Suboxone is used to treat opioid addiction, and it works because it contains a combination of buprenorphine and naloxone. Buprenorphine acts as a partial opioid agonist, meaning that it acts similarly to other opioid drugs and can reduce cravings and withdrawal symptoms. Naloxone increases the benefits of Suboxone by discouraging people from misusing the medication. While Suboxone is used to treat addiction to opioid drugs like heroin or oxycodone, some people may think they can use this medication to treat addiction to kratom. Others may believe that it is safe to mix kratom and Suboxone. Below, learn all about Suboxone and kratom, including whether it is safe to combine these two substances.
What Is Suboxone?
Suboxone is a prescription drug used in medication-assisted treatment for opioid use disorder. It contains a combination of buprenorphine and naloxone, and it helps people to stay engaged in addiction treatment by reducing cravings and withdrawal side effects. Ideally, people also participate in counseling while taking Suboxone.
Suboxone comes in a film that is dissolved either under the tongue or between the cheek and gums. Treatment with Suboxone begins with an induction phase, during which a doctor stabilizes patients on a suitable dose of the medication.

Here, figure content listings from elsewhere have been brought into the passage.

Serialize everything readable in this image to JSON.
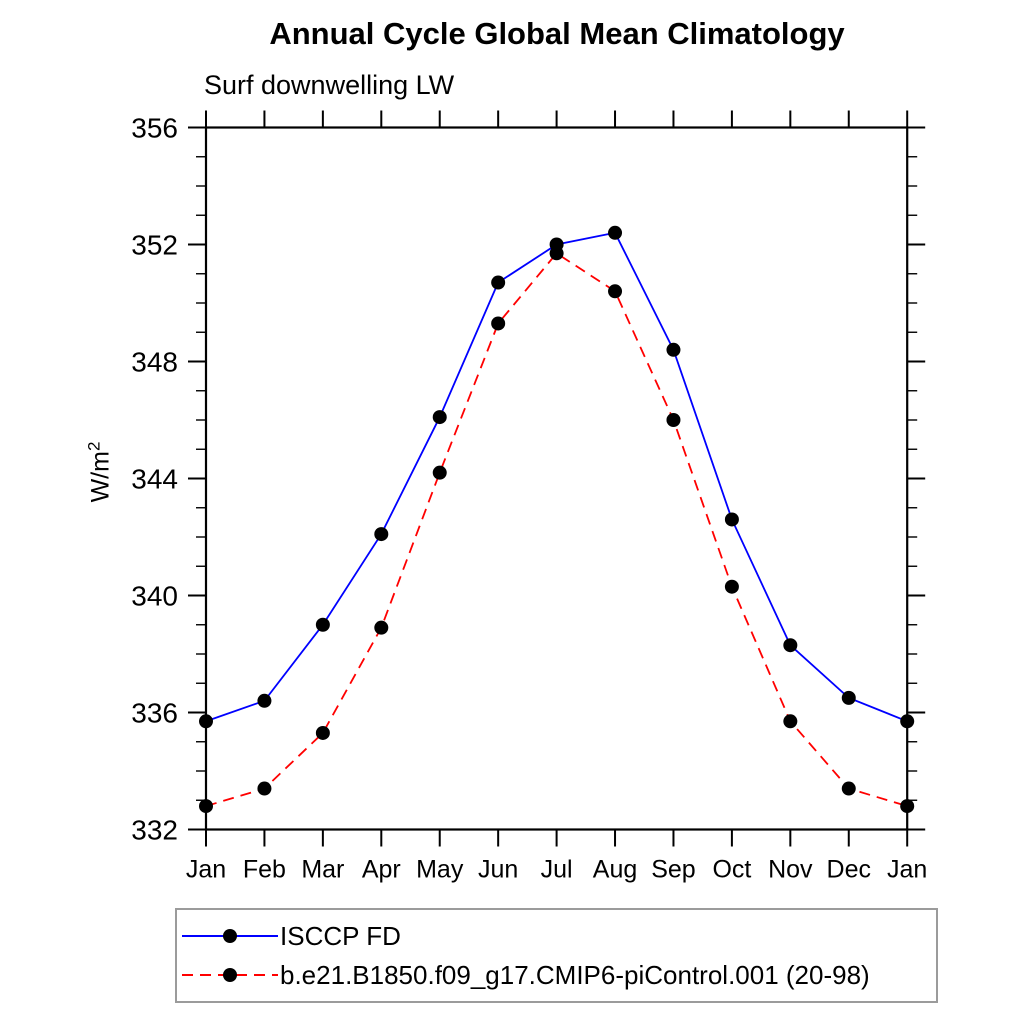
{
  "chart_data": {
    "type": "line",
    "title": "Annual Cycle Global Mean Climatology",
    "subtitle": "Surf downwelling LW",
    "ylabel_base": "W/m",
    "ylabel_exponent": "2",
    "categories": [
      "Jan",
      "Feb",
      "Mar",
      "Apr",
      "May",
      "Jun",
      "Jul",
      "Aug",
      "Sep",
      "Oct",
      "Nov",
      "Dec",
      "Jan"
    ],
    "ylim": [
      332,
      356
    ],
    "ytick_major_step": 4,
    "ytick_minor_step": 1,
    "yticks_major": [
      332,
      336,
      340,
      344,
      348,
      352,
      356
    ],
    "grid": false,
    "legend_position": "bottom-left",
    "axis_color": "#000000",
    "marker": "filled-circle",
    "marker_color": "#000000",
    "series": [
      {
        "name": "ISCCP FD",
        "color": "#0000ff",
        "line_style": "solid",
        "values": [
          335.7,
          336.4,
          339.0,
          342.1,
          346.1,
          350.7,
          352.0,
          352.4,
          348.4,
          342.6,
          338.3,
          336.5,
          335.7
        ]
      },
      {
        "name": "b.e21.B1850.f09_g17.CMIP6-piControl.001 (20-98)",
        "color": "#ff0000",
        "line_style": "dashed",
        "values": [
          332.8,
          333.4,
          335.3,
          338.9,
          344.2,
          349.3,
          351.7,
          350.4,
          346.0,
          340.3,
          335.7,
          333.4,
          332.8
        ]
      }
    ]
  }
}
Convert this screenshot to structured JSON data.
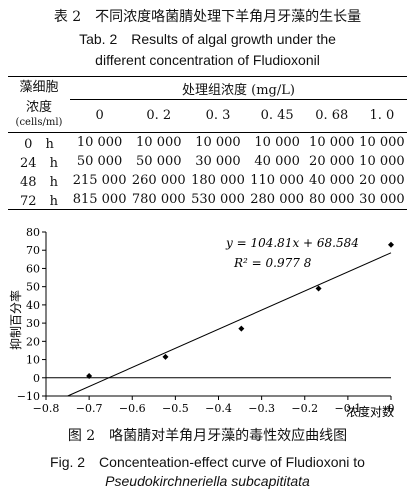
{
  "table_caption": {
    "cn": "表 2　不同浓度咯菌腈处理下羊角月牙藻的生长量",
    "en_line1": "Tab. 2　Results of algal growth under the",
    "en_line2": "different concentration of Fludioxonil"
  },
  "table": {
    "row_header_line1": "藻细胞",
    "row_header_line2": "浓度",
    "row_header_unit": "(cells/ml)",
    "group_header": "处理组浓度 (mg/L)",
    "concentrations": [
      "0",
      "0. 2",
      "0. 3",
      "0. 45",
      "0. 68",
      "1. 0"
    ],
    "rows": [
      {
        "time": "0　h",
        "values": [
          "10 000",
          "10 000",
          "10 000",
          "10 000",
          "10 000",
          "10 000"
        ]
      },
      {
        "time": "24　h",
        "values": [
          "50 000",
          "50 000",
          "30 000",
          "40 000",
          "20 000",
          "10 000"
        ]
      },
      {
        "time": "48　h",
        "values": [
          "215 000",
          "260 000",
          "180 000",
          "110 000",
          "40 000",
          "20 000"
        ]
      },
      {
        "time": "72　h",
        "values": [
          "815 000",
          "780 000",
          "530 000",
          "280 000",
          "80 000",
          "30 000"
        ]
      }
    ]
  },
  "figure_caption": {
    "cn": "图 2　咯菌腈对羊角月牙藻的毒性效应曲线图",
    "en_line1": "Fig. 2　Concenteation-effect curve of Fludioxoni to",
    "en_line2": "Pseudokirchneriella subcapititata"
  },
  "chart_data": {
    "type": "scatter",
    "xlabel": "浓度对数",
    "ylabel": "抑制百分率",
    "xlim": [
      -0.8,
      0
    ],
    "ylim": [
      -10,
      80
    ],
    "xticks": [
      "−0.8",
      "−0.7",
      "−0.6",
      "−0.5",
      "−0.4",
      "−0.3",
      "−0.2",
      "−0.1",
      "0"
    ],
    "yticks": [
      "−10",
      "0",
      "10",
      "20",
      "30",
      "40",
      "50",
      "60",
      "70",
      "80"
    ],
    "series": [
      {
        "points": [
          [
            -0.7,
            1
          ],
          [
            -0.523,
            11.5
          ],
          [
            -0.347,
            27
          ],
          [
            -0.168,
            49
          ],
          [
            0,
            73
          ]
        ]
      }
    ],
    "fit": {
      "slope": 104.81,
      "intercept": 68.584
    },
    "equation_label": "y = 104.81x + 68.584",
    "r2_label": "R² = 0.977 8"
  }
}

This phase lasts for about a week, and a doctor may prescribe other medications that also treat withdrawal symptoms.
After the induction phase, a patient moves toward maintenance treatment. They will take Suboxone every day, sometimes for months or even years, to help them stay in recovery.
What Is Kratom?
Kratom comes from a tree that grows in Southeast Asia, and people may misuse its leaves or derivatives in order to relax or feel “high.” Interestingly, the drug has both stimulant and opioid-like effects. The stimulant effects of kratom result in increased energy, feelings of alertness, and rapid heart rate, whereas the opioid effects can relieve pain and create a feeling of relaxation.
People use kratom by swallowing capsules or powders that contain plant matter, or by taking a liquid extract, brewing leaves into tea, or mixing kratom powder with food or drinks.

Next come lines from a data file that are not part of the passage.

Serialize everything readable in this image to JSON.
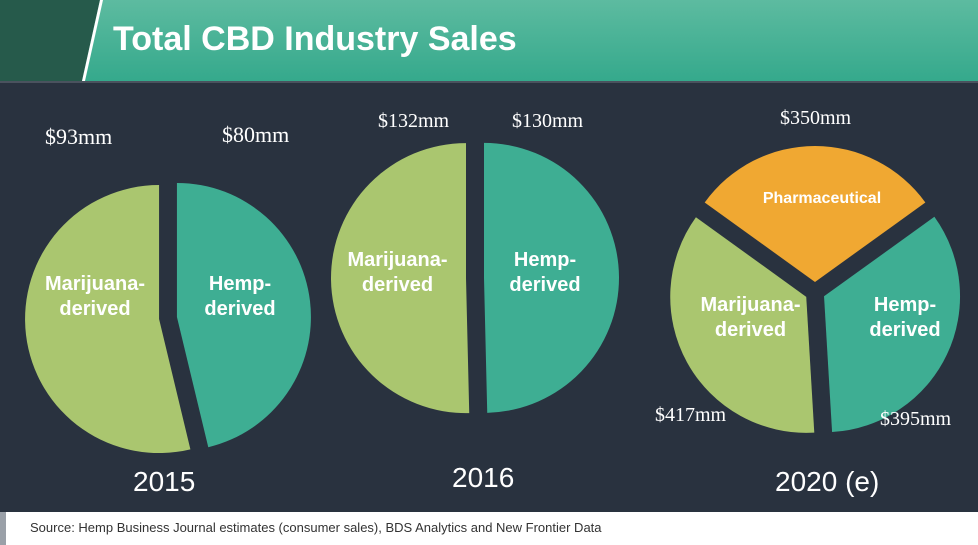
{
  "title": "Total CBD Industry Sales",
  "source": "Source: Hemp Business Journal estimates (consumer sales), BDS Analytics and New Frontier Data",
  "colors": {
    "marijuana": "#aac66f",
    "hemp": "#3eae93",
    "pharmaceutical": "#f0a832"
  },
  "chart_data": [
    {
      "type": "pie",
      "title": "2015",
      "slices": [
        {
          "label": "Hemp-derived",
          "value": 80,
          "value_label": "$80mm"
        },
        {
          "label": "Marijuana-derived",
          "value": 93,
          "value_label": "$93mm"
        }
      ]
    },
    {
      "type": "pie",
      "title": "2016",
      "slices": [
        {
          "label": "Hemp-derived",
          "value": 130,
          "value_label": "$130mm"
        },
        {
          "label": "Marijuana-derived",
          "value": 132,
          "value_label": "$132mm"
        }
      ]
    },
    {
      "type": "pie",
      "title": "2020 (e)",
      "slices": [
        {
          "label": "Pharmaceutical",
          "value": 350,
          "value_label": "$350mm"
        },
        {
          "label": "Hemp-derived",
          "value": 395,
          "value_label": "$395mm"
        },
        {
          "label": "Marijuana-derived",
          "value": 417,
          "value_label": "$417mm"
        }
      ]
    }
  ]
}
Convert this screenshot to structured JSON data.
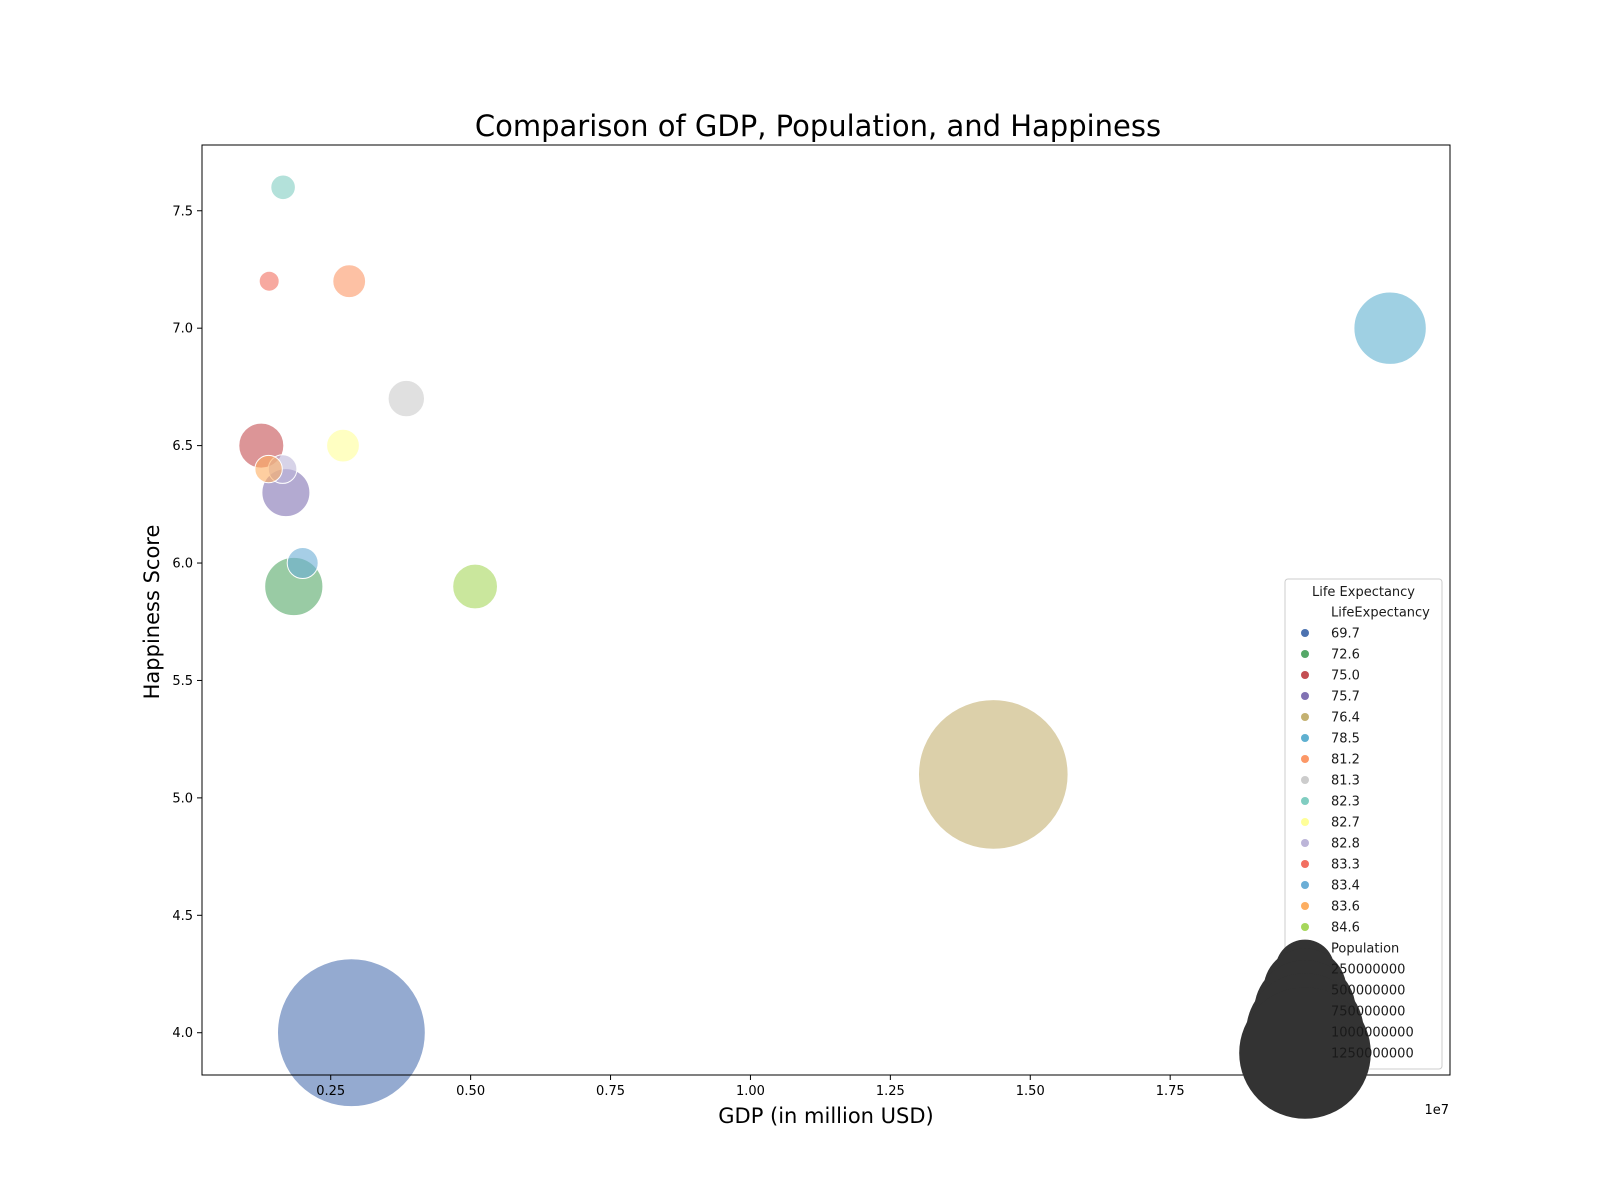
{
  "chart_data": {
    "type": "scatter",
    "title": "Comparison of GDP, Population, and Happiness",
    "xlabel": "GDP (in million USD)",
    "ylabel": "Happiness Score",
    "x_offset_text": "1e7",
    "x_scale_factor": 10000000,
    "xlim": [
      200000,
      22500000
    ],
    "ylim": [
      3.82,
      7.78
    ],
    "x_ticks": [
      2500000,
      5000000,
      7500000,
      10000000,
      12500000,
      15000000,
      17500000,
      20000000
    ],
    "x_tick_labels": [
      "0.25",
      "0.50",
      "0.75",
      "1.00",
      "1.25",
      "1.50",
      "1.75",
      "2.00"
    ],
    "y_ticks": [
      4.0,
      4.5,
      5.0,
      5.5,
      6.0,
      6.5,
      7.0,
      7.5
    ],
    "y_tick_labels": [
      "4.0",
      "4.5",
      "5.0",
      "5.5",
      "6.0",
      "6.5",
      "7.0",
      "7.5"
    ],
    "grid": false,
    "points": [
      {
        "x": 2870000,
        "y": 4.0,
        "population": 1366000000,
        "life_expectancy": "69.7",
        "color": "#4c72b0"
      },
      {
        "x": 14340000,
        "y": 5.1,
        "population": 1398000000,
        "life_expectancy": "76.4",
        "color": "#c4b171"
      },
      {
        "x": 21430000,
        "y": 7.0,
        "population": 328000000,
        "life_expectancy": "78.5",
        "color": "#5fb0d0"
      },
      {
        "x": 5080000,
        "y": 5.9,
        "population": 126000000,
        "life_expectancy": "84.6",
        "color": "#a6d75b"
      },
      {
        "x": 3850000,
        "y": 6.7,
        "population": 83000000,
        "life_expectancy": "81.3",
        "color": "#cccccc"
      },
      {
        "x": 2830000,
        "y": 7.2,
        "population": 67000000,
        "life_expectancy": "81.2",
        "color": "#fc9867"
      },
      {
        "x": 2720000,
        "y": 6.5,
        "population": 67000000,
        "life_expectancy": "82.7",
        "color": "#ffff99"
      },
      {
        "x": 2000000,
        "y": 6.0,
        "population": 60000000,
        "life_expectancy": "83.4",
        "color": "#6baed6"
      },
      {
        "x": 1650000,
        "y": 7.6,
        "population": 38000000,
        "life_expectancy": "82.3",
        "color": "#80cdc1"
      },
      {
        "x": 1840000,
        "y": 5.9,
        "population": 212000000,
        "life_expectancy": "72.6",
        "color": "#55a868"
      },
      {
        "x": 1700000,
        "y": 6.3,
        "population": 144000000,
        "life_expectancy": "75.7",
        "color": "#8172b3"
      },
      {
        "x": 1260000,
        "y": 6.5,
        "population": 127000000,
        "life_expectancy": "75.0",
        "color": "#c44e52"
      },
      {
        "x": 1640000,
        "y": 6.4,
        "population": 51000000,
        "life_expectancy": "82.8",
        "color": "#bcb5d8"
      },
      {
        "x": 1390000,
        "y": 6.4,
        "population": 47000000,
        "life_expectancy": "83.6",
        "color": "#fdae61"
      },
      {
        "x": 1400000,
        "y": 7.2,
        "population": 25000000,
        "life_expectancy": "83.3",
        "color": "#f26f61"
      }
    ],
    "point_alpha": 0.6,
    "legend": {
      "placement": "lower-right",
      "title": "Life Expectancy",
      "hue_header": "LifeExpectancy",
      "hue_entries": [
        {
          "label": "69.7",
          "color": "#4c72b0"
        },
        {
          "label": "72.6",
          "color": "#55a868"
        },
        {
          "label": "75.0",
          "color": "#c44e52"
        },
        {
          "label": "75.7",
          "color": "#8172b3"
        },
        {
          "label": "76.4",
          "color": "#c4b171"
        },
        {
          "label": "78.5",
          "color": "#5fb0d0"
        },
        {
          "label": "81.2",
          "color": "#fc9867"
        },
        {
          "label": "81.3",
          "color": "#cccccc"
        },
        {
          "label": "82.3",
          "color": "#80cdc1"
        },
        {
          "label": "82.7",
          "color": "#ffff99"
        },
        {
          "label": "82.8",
          "color": "#bcb5d8"
        },
        {
          "label": "83.3",
          "color": "#f26f61"
        },
        {
          "label": "83.4",
          "color": "#6baed6"
        },
        {
          "label": "83.6",
          "color": "#fdae61"
        },
        {
          "label": "84.6",
          "color": "#a6d75b"
        }
      ],
      "size_header": "Population",
      "size_entries": [
        {
          "label": "250000000",
          "value": 250000000
        },
        {
          "label": "500000000",
          "value": 500000000
        },
        {
          "label": "750000000",
          "value": 750000000
        },
        {
          "label": "1000000000",
          "value": 1000000000
        },
        {
          "label": "1250000000",
          "value": 1250000000
        }
      ],
      "size_marker_color": "#333333"
    }
  }
}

In Southeast Asia, kratom has been used for hundreds of years as a medicinal plant, but it can come with negative side effects, which vary in severity depending upon how strong of a dose of kratom a person takes. For instance, some people have only mild side effects, such as nausea, constipation, dizziness, and feelings of drowsiness. Others may have more severe reactions, including high blood pressure, seizures, tremors, confusion, and slowed breathing.
How Does Kratom Work For Opioid Withdrawals?
People who are interested in kratom and Suboxone may ask, “Does kratom help with withdrawal?” since kratom produces opioid-like effects. According to scientists, kratom does act as a partial opioid agonist, and its effects are similar to morphine. This is because kratom contains two compounds, mitragynine and 7-hydroxymitragynine, which have opioid-like effects. In fact, 7-hydroxymitragynine is believed to be even stronger than morphine.
Since kratom has opioid effects, people may take kratom to manage withdrawal symptoms. Theoretically, kratom could work for opioid withdrawal because of its chemical properties, and people may use it for this purpose, but it is not approved as a medication.